Weltbank-Präsident Robert Zoellick hat Deutschland eine mangelnde Führungsrolle in der Euro-Krise vorgeworfen. Bundeskanzlerin Angela Merkel habe keine Vision für die Bewältigung der Krise und die weitere Entwicklung des Euros.

«Vieles in der Politik geschieht in der Art des Durchwurstelns, aber die Wirtschaft und die Märkte brauchen Orientierung und Klarheit», sagte Zoellick in einem am Samstag veröffentlichten Interview der «Wirtschaftswoche».

«Als vor gut 20 Jahren der Ostblock zusammenbrach, entwickelte Bundeskanzler Helmut Kohl eine Vision, wie sich die Dinge entwickeln könnten. So etwas fehlt jetzt völlig, und je länger dies andauert, desto mehr Geld kostet es und desto weniger Handlungsoptionen wird es geben.»

Europa habe immer noch kein Konzept, wie die Krise gelöst werden solle, sondern habe sich durch den Rettungsschirm nur Zeit erkauft, sagte Zoellick. «Bislang haben die Europäer versucht, ihr Problem durch Liquiditätshilfen zu lösen.
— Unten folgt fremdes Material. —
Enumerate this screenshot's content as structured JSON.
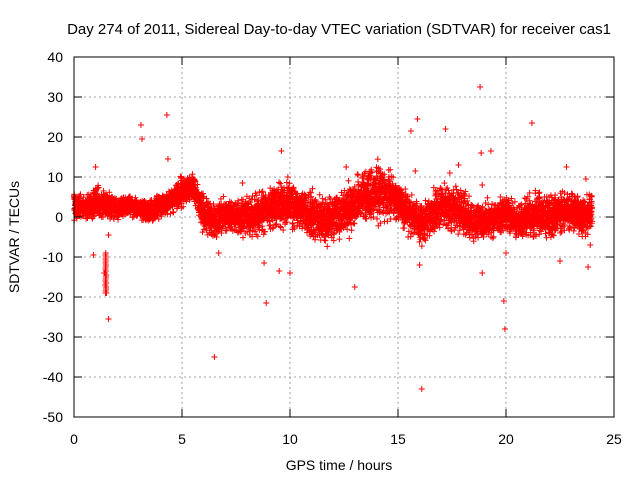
{
  "chart_data": {
    "type": "scatter",
    "title": "Day 274 of 2011, Sidereal Day-to-day VTEC variation (SDTVAR) for receiver cas1",
    "xlabel": "GPS time / hours",
    "ylabel": "SDTVAR / TECUs",
    "xlim": [
      0,
      25
    ],
    "ylim": [
      -50,
      40
    ],
    "xticks": [
      0,
      5,
      10,
      15,
      20,
      25
    ],
    "yticks": [
      -50,
      -40,
      -30,
      -20,
      -10,
      0,
      10,
      20,
      30,
      40
    ],
    "grid": true,
    "marker": "+",
    "color": "#ff0000",
    "series": [
      {
        "name": "cas1",
        "baseline": {
          "x": [
            0,
            0.5,
            1,
            1.5,
            2,
            2.5,
            3,
            3.5,
            4,
            4.5,
            5,
            5.5,
            6,
            6.5,
            7,
            7.5,
            8,
            8.5,
            9,
            9.5,
            10,
            10.5,
            11,
            11.5,
            12,
            12.5,
            13,
            13.5,
            14,
            14.5,
            15,
            15.5,
            16,
            16.5,
            17,
            17.5,
            18,
            18.5,
            19,
            19.5,
            20,
            20.5,
            21,
            21.5,
            22,
            22.5,
            23,
            23.5,
            24
          ],
          "y": [
            3,
            2,
            4,
            3,
            2,
            3,
            2,
            1,
            3,
            4,
            6,
            8,
            1,
            -1,
            1,
            0,
            0,
            1,
            2,
            3,
            3,
            2,
            1,
            -1,
            0,
            1,
            3,
            5,
            7,
            6,
            4,
            1,
            -2,
            0,
            3,
            2,
            1,
            -1,
            -1,
            0,
            1,
            -1,
            0,
            1,
            0,
            1,
            2,
            0,
            1
          ],
          "spread": [
            6,
            4,
            7,
            5,
            4,
            4,
            4,
            4,
            5,
            5,
            6,
            5,
            7,
            7,
            6,
            6,
            8,
            8,
            9,
            9,
            10,
            8,
            9,
            9,
            10,
            10,
            9,
            11,
            12,
            10,
            8,
            8,
            8,
            9,
            9,
            9,
            8,
            8,
            8,
            7,
            7,
            7,
            8,
            9,
            9,
            9,
            8,
            7,
            8
          ]
        },
        "outliers": {
          "x": [
            0.9,
            1.0,
            1.4,
            1.45,
            1.5,
            1.6,
            1.6,
            3.1,
            3.15,
            4.3,
            4.35,
            6.5,
            6.6,
            6.7,
            7.8,
            8.8,
            8.9,
            9.1,
            9.5,
            9.6,
            9.9,
            10.0,
            12.6,
            13.0,
            15.6,
            15.8,
            15.9,
            16.0,
            16.1,
            17.2,
            17.4,
            17.8,
            18.8,
            18.85,
            18.9,
            18.9,
            19.3,
            19.9,
            19.95,
            20.0,
            21.2,
            22.5,
            22.8,
            23.7,
            23.8,
            23.9
          ],
          "y": [
            -9.5,
            12.5,
            -14,
            -17,
            -19,
            -25.5,
            -4.5,
            23,
            19.5,
            25.5,
            14.5,
            -35,
            -5,
            -9,
            8.5,
            -11.5,
            -21.5,
            -3,
            -13.5,
            16.5,
            10,
            -14,
            12.5,
            -17.5,
            21.5,
            11.5,
            24.5,
            -12,
            -43,
            22,
            11,
            13,
            32.5,
            16,
            -14,
            8,
            16.5,
            -21,
            -28,
            -9,
            23.5,
            -11,
            12.5,
            9.5,
            -12.5,
            -7
          ]
        }
      }
    ]
  }
}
Ich will das nicht kritisieren, aber das löst das Problem nicht. So gewinnt man nur Zeit», kritisiert Zoellick.

Deutschland in der Pflicht

Es müsse aber eine «gemeinsame Lösung» für die Staatsverschuldung und die Bankenkrise gefunden werden. Die entscheidende Frage sei dabei, ob in Europa «eine politische und finanzielle Union» errichtet werde, um die Währungsunion «zu ergänzen».

Deutschland müsse bei der Bewältigung der Krise mehr Verantwortung übernehmen, forderte Zoellick. «Deutschland spielt schon wegen seiner Grösse eine wichtige Rolle.» Die deutschen Steuerzahler «vermissen vor allem, dass ihnen die politische Führung sagt, in welche Richtung sich ihr Europa überhaupt entwickeln soll.»

Andere grosse europäische Staaten wie Frankreich, Italien und Grossbritannien könnten derzeit aus verschiedenen Gründen keine Lösungen bieten - «wo soll die Lösung also herkommen?»